Gyln Collwn October, oil on canvas, 24’’ x 20’’

Allotment snow, oil on wood, 18’’ x 14’’
Veronica Gibson is a landscape painter, who has lived and worked in Wales since 1983. In the nineties, she was strongly influenced by the striking contrasts of the landscape surrounding her home village, Bedlinog, which is perched on one of the steepest hillsides in Mid Glamorgan, and approached over bleak moorland hillsides. It is a place where wild Welsh ponies graze against the backdrop of winding-gear from abandoned mines. Lower down the valley sides are covered by the last broad leafed woodland in this part of Wales. Veronica was inspired by the visual tension between nature and human activity, evident in the juxtaposition of gentle verdant woods and rich coloured rock and soil gouged and exposed by industrial activity.
Veronica's subsequent move to Brecon inspired her to find an equivalent to the post-industrial landscape she left behind, which perhaps a little surprisingly she found in the aesthetics and human endeavor of the allotment she rented. Veronica also travels to other parts of the world, a recent trip to Pakistan with the Swansea Print Workshop provided inspiration for some of the paintings currently exhibited at Galanthus.
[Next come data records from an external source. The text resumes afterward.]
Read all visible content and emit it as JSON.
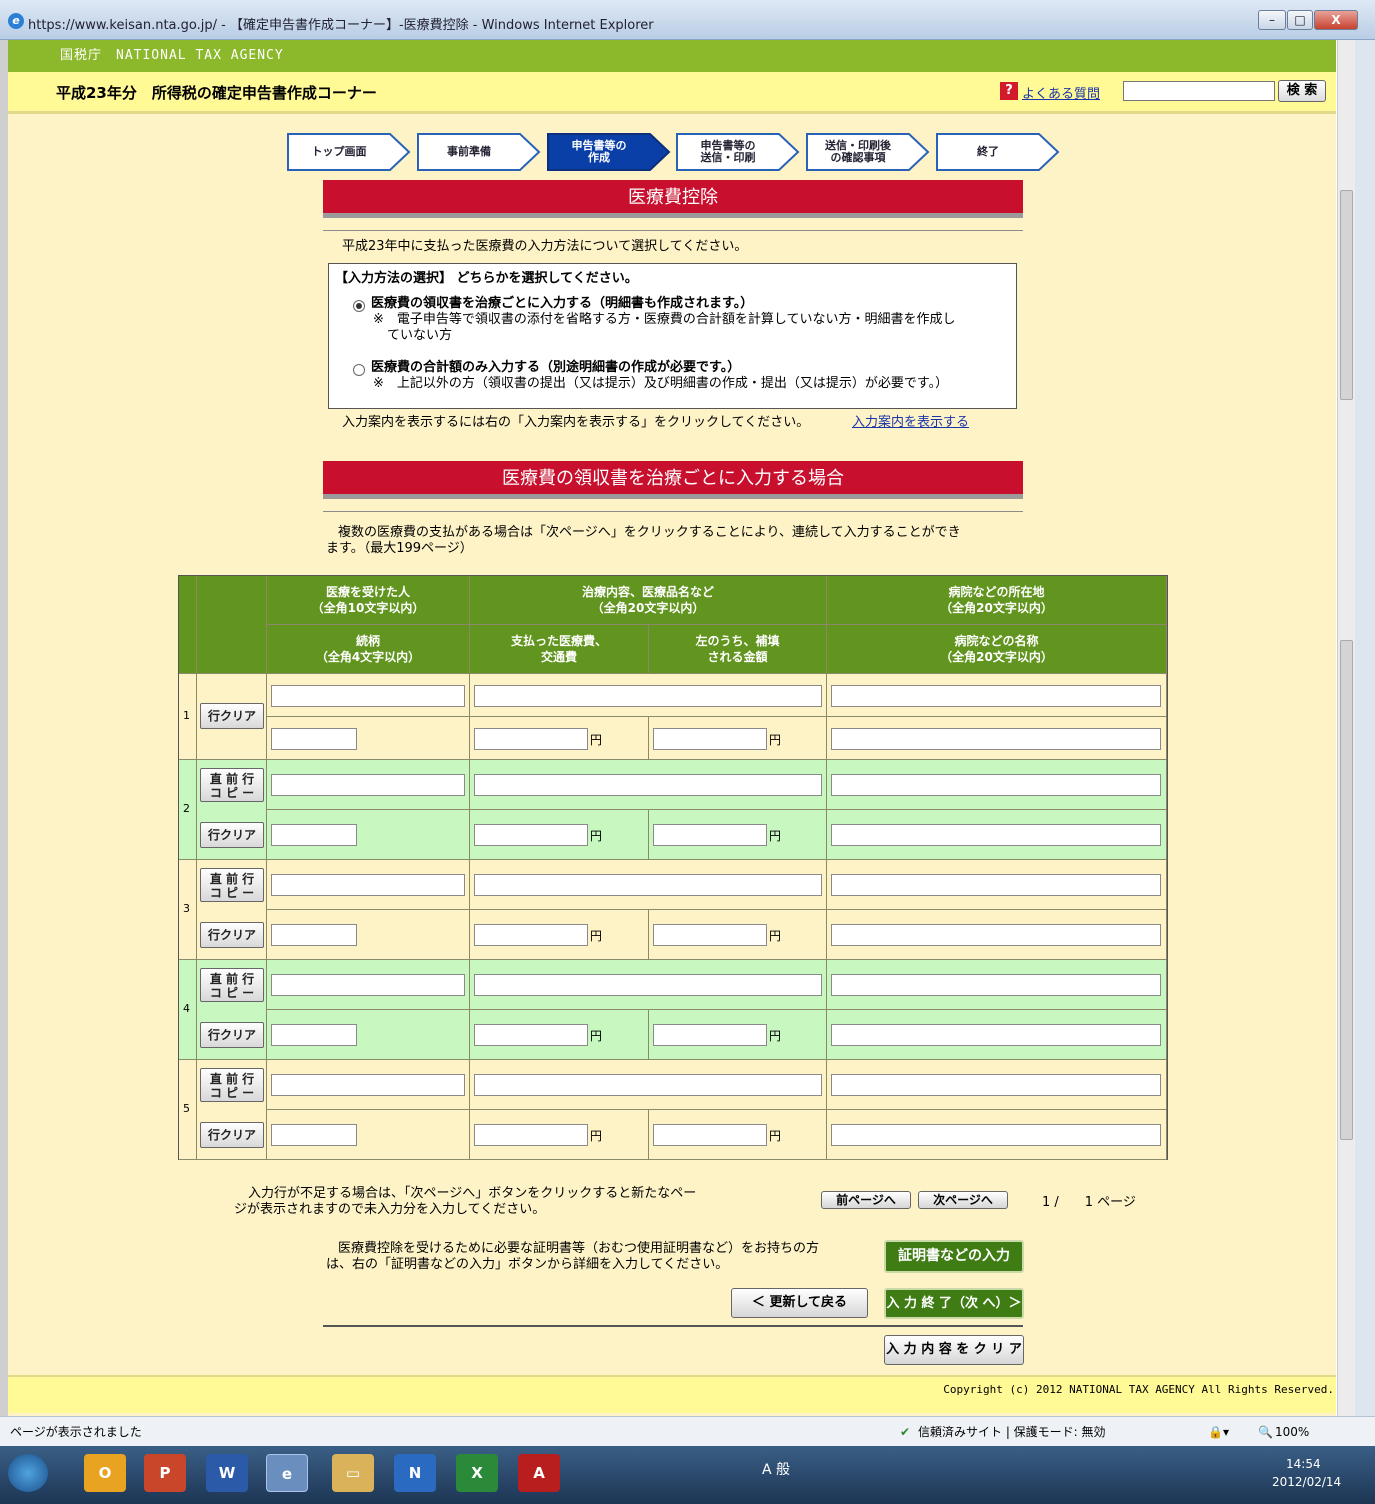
{
  "window": {
    "title": "https://www.keisan.nta.go.jp/ - 【確定申告書作成コーナー】-医療費控除 - Windows Internet Explorer",
    "min": "–",
    "max": "□",
    "close": "X"
  },
  "header": {
    "agency": "国税庁　NATIONAL TAX AGENCY",
    "page_title": "平成23年分　所得税の確定申告書作成コーナー",
    "faq_icon": "?",
    "faq_link": "よくある質問",
    "search_button": "検 索"
  },
  "steps": [
    {
      "label": "トップ画面",
      "active": false
    },
    {
      "label": "事前準備",
      "active": false
    },
    {
      "label": "申告書等の\n作成",
      "active": true
    },
    {
      "label": "申告書等の\n送信・印刷",
      "active": false
    },
    {
      "label": "送信・印刷後\nの確認事項",
      "active": false
    },
    {
      "label": "終了",
      "active": false
    }
  ],
  "section1": {
    "title": "医療費控除",
    "intro": "平成23年中に支払った医療費の入力方法について選択してください。",
    "box_heading": "【入力方法の選択】 どちらかを選択してください。",
    "option1": "医療費の領収書を治療ごとに入力する（明細書も作成されます。）",
    "option1_note1": "※　電子申告等で領収書の添付を省略する方・医療費の合計額を計算していない方・明細書を作成し",
    "option1_note2": "ていない方",
    "option2": "医療費の合計額のみ入力する（別途明細書の作成が必要です。）",
    "option2_note": "※　上記以外の方（領収書の提出（又は提示）及び明細書の作成・提出（又は提示）が必要です。）",
    "guide_text": "入力案内を表示するには右の「入力案内を表示する」をクリックしてください。",
    "guide_link": "入力案内を表示する"
  },
  "section2": {
    "title": "医療費の領収書を治療ごとに入力する場合",
    "note1": "複数の医療費の支払がある場合は「次ページへ」をクリックすることにより、連続して入力することができ",
    "note2": "ます。（最大199ページ）"
  },
  "table": {
    "h_person": "医療を受けた人\n（全角10文字以内）",
    "h_content": "治療内容、医療品名など\n（全角20文字以内）",
    "h_location": "病院などの所在地\n（全角20文字以内）",
    "h_relation": "続柄\n（全角4文字以内）",
    "h_paid": "支払った医療費、\n交通費",
    "h_reimbursed": "左のうち、補填\nされる金額",
    "h_hospital": "病院などの名称\n（全角20文字以内）",
    "yen": "円",
    "clear_row": "行クリア",
    "copy_prev": "直 前 行\nコ ピ ー",
    "row_numbers": [
      "1",
      "2",
      "3",
      "4",
      "5"
    ]
  },
  "bottom": {
    "more_rows1": "入力行が不足する場合は、「次ページへ」ボタンをクリックすると新たなペー",
    "more_rows2": "ジが表示されますので未入力分を入力してください。",
    "prev_page": "前ページへ",
    "next_page": "次ページへ",
    "page_indicator": "1 /　　1 ページ",
    "cert_text1": "医療費控除を受けるために必要な証明書等（おむつ使用証明書など）をお持ちの方",
    "cert_text2": "は、右の「証明書などの入力」ボタンから詳細を入力してください。",
    "cert_button": "証明書などの入力",
    "back_button": "＜ 更新して戻る",
    "finish_button": "入 力 終 了（次 へ）＞",
    "clear_button": "入 力 内 容 を ク リ ア",
    "copyright": "Copyright (c) 2012 NATIONAL TAX AGENCY All Rights Reserved."
  },
  "status": {
    "left": "ページが表示されました",
    "security": "信頼済みサイト | 保護モード: 無効",
    "zoom": "100%"
  },
  "taskbar": {
    "ime": "A 般",
    "time": "14:54",
    "date": "2012/02/14"
  },
  "colors": {
    "agency_green": "#8cb82b",
    "header_yellow": "#fff996",
    "page_bg": "#fdf3c7",
    "band_red": "#c8102e",
    "table_header_green": "#62951f",
    "alt_row_green": "#c8f7c0",
    "action_green": "#3f7d14",
    "link_blue": "#1a33a8"
  }
}
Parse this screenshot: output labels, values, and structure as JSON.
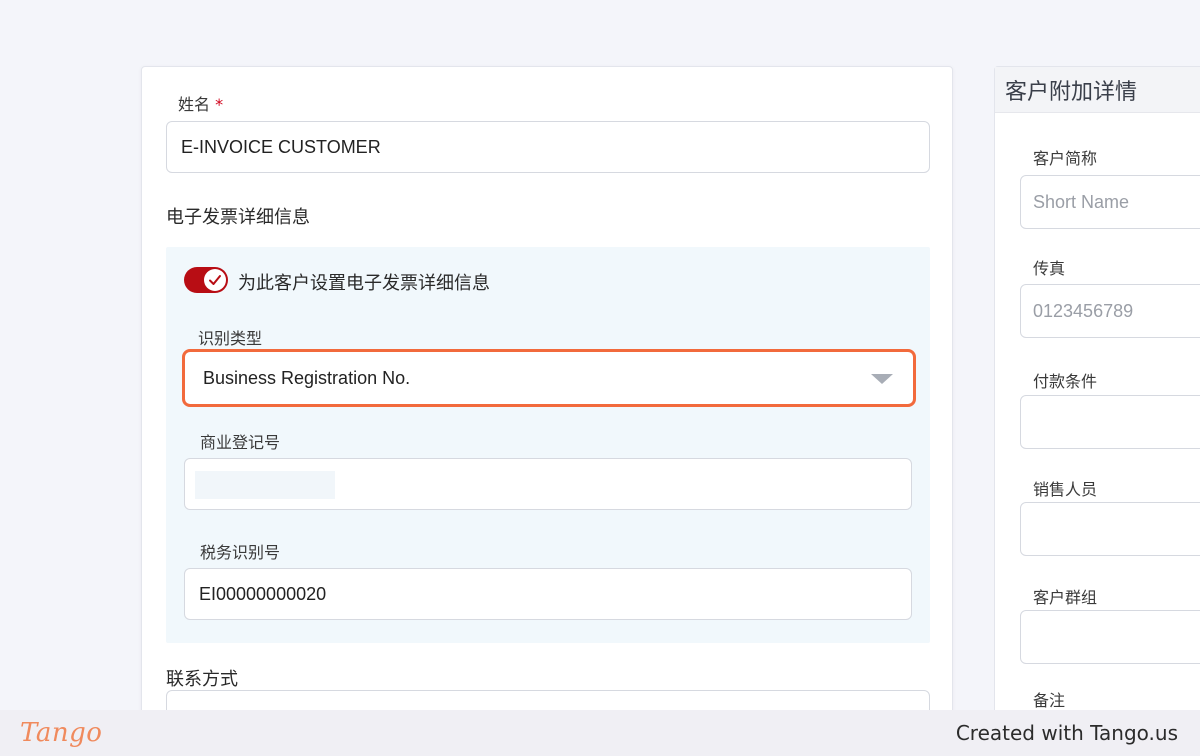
{
  "form": {
    "name_label": "姓名",
    "required_mark": "*",
    "name_value": "E-INVOICE CUSTOMER",
    "einvoice_section_title": "电子发票详细信息",
    "einvoice": {
      "toggle_label": "为此客户设置电子发票详细信息",
      "toggle_on": true,
      "id_type_label": "识别类型",
      "id_type_value": "Business Registration No.",
      "brn_label": "商业登记号",
      "brn_value": "",
      "tin_label": "税务识别号",
      "tin_value": "EI00000000020"
    },
    "contact_section_title": "联系方式"
  },
  "side": {
    "title": "客户附加详情",
    "short_name_label": "客户简称",
    "short_name_placeholder": "Short Name",
    "fax_label": "传真",
    "fax_placeholder": "0123456789",
    "payment_terms_label": "付款条件",
    "salesperson_label": "销售人员",
    "customer_group_label": "客户群组",
    "remarks_label": "备注"
  },
  "footer": {
    "logo": "Tango",
    "created_with": "Created with Tango.us"
  },
  "colors": {
    "toggle": "#b80d14",
    "highlight": "#f26a3c",
    "einvoice_bg": "#f1f8fc"
  }
}
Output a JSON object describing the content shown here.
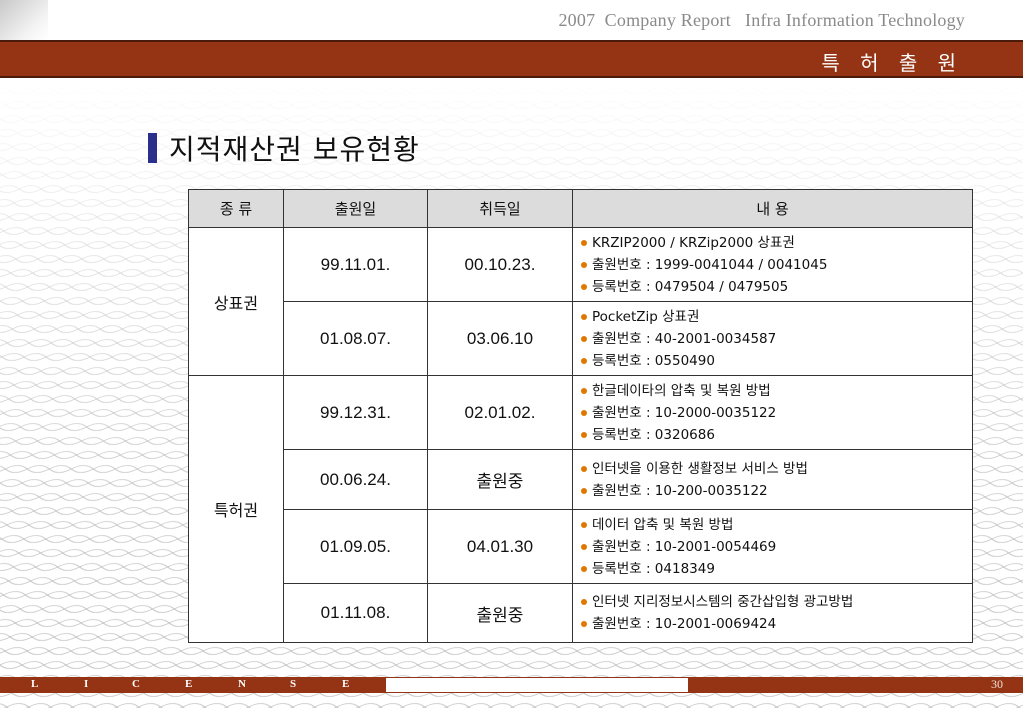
{
  "header": {
    "title": "2007  Company Report   Infra Information Technology",
    "section": "특 허 출 원"
  },
  "page": {
    "heading": "지적재산권 보유현황"
  },
  "table": {
    "columns": [
      "종 류",
      "출원일",
      "취득일",
      "내 용"
    ],
    "groups": [
      {
        "category": "상표권",
        "rows": [
          {
            "filed": "99.11.01.",
            "acquired": "00.10.23.",
            "lines": [
              "KRZIP2000 / KRZip2000 상표권",
              "출원번호 : 1999-0041044 / 0041045",
              "등록번호 : 0479504 / 0479505"
            ]
          },
          {
            "filed": "01.08.07.",
            "acquired": "03.06.10",
            "lines": [
              "PocketZip 상표권",
              "출원번호 : 40-2001-0034587",
              "등록번호 : 0550490"
            ]
          }
        ]
      },
      {
        "category": "특허권",
        "rows": [
          {
            "filed": "99.12.31.",
            "acquired": "02.01.02.",
            "lines": [
              "한글데이타의 압축 및 복원 방법",
              "출원번호 : 10-2000-0035122",
              "등록번호 : 0320686"
            ]
          },
          {
            "filed": "00.06.24.",
            "acquired": "출원중",
            "lines": [
              "인터넷을 이용한 생활정보 서비스 방법",
              "출원번호 : 10-200-0035122"
            ]
          },
          {
            "filed": "01.09.05.",
            "acquired": "04.01.30",
            "lines": [
              "데이터 압축 및 복원 방법",
              "출원번호 : 10-2001-0054469",
              "등록번호 : 0418349"
            ]
          },
          {
            "filed": "01.11.08.",
            "acquired": "출원중",
            "lines": [
              "인터넷 지리정보시스템의 중간삽입형 광고방법",
              "출원번호 : 10-2001-0069424"
            ]
          }
        ]
      }
    ]
  },
  "footer": {
    "letters": [
      "L",
      "I",
      "C",
      "E",
      "N",
      "S",
      "E"
    ],
    "page_number": "30"
  },
  "colors": {
    "band": "#953414",
    "marker": "#2a2f8c",
    "bullet": "#e07800",
    "header_row": "#dcdcdc"
  }
}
Veronica trained at Hertfordshire College of Art before going onto Canterbury College of Art, where she studied under the Scots painter, Thomas Watt, and 'the exquisite colour and magical sense of light renowned in his work, can be seen in her paintings.' In his review 'A Lyrical Painter in the Valleys' 1997, Robert MacDonald describes Veronica's painting style thus, 'Veronica's flickering dancing brushstroke responds to nature's vitality and also to the vitality of the human presence, seeking out patterns of movement and the abstract harmonies which are the essential structures underpinning all painting.'
Veronica has previously exhibited her paintings at galleries and venues including the West Wales Arts Centre and Oriel Pen y fan, Brecon. Her work is held in public and private collections including the Contemporary Art Society of Wales.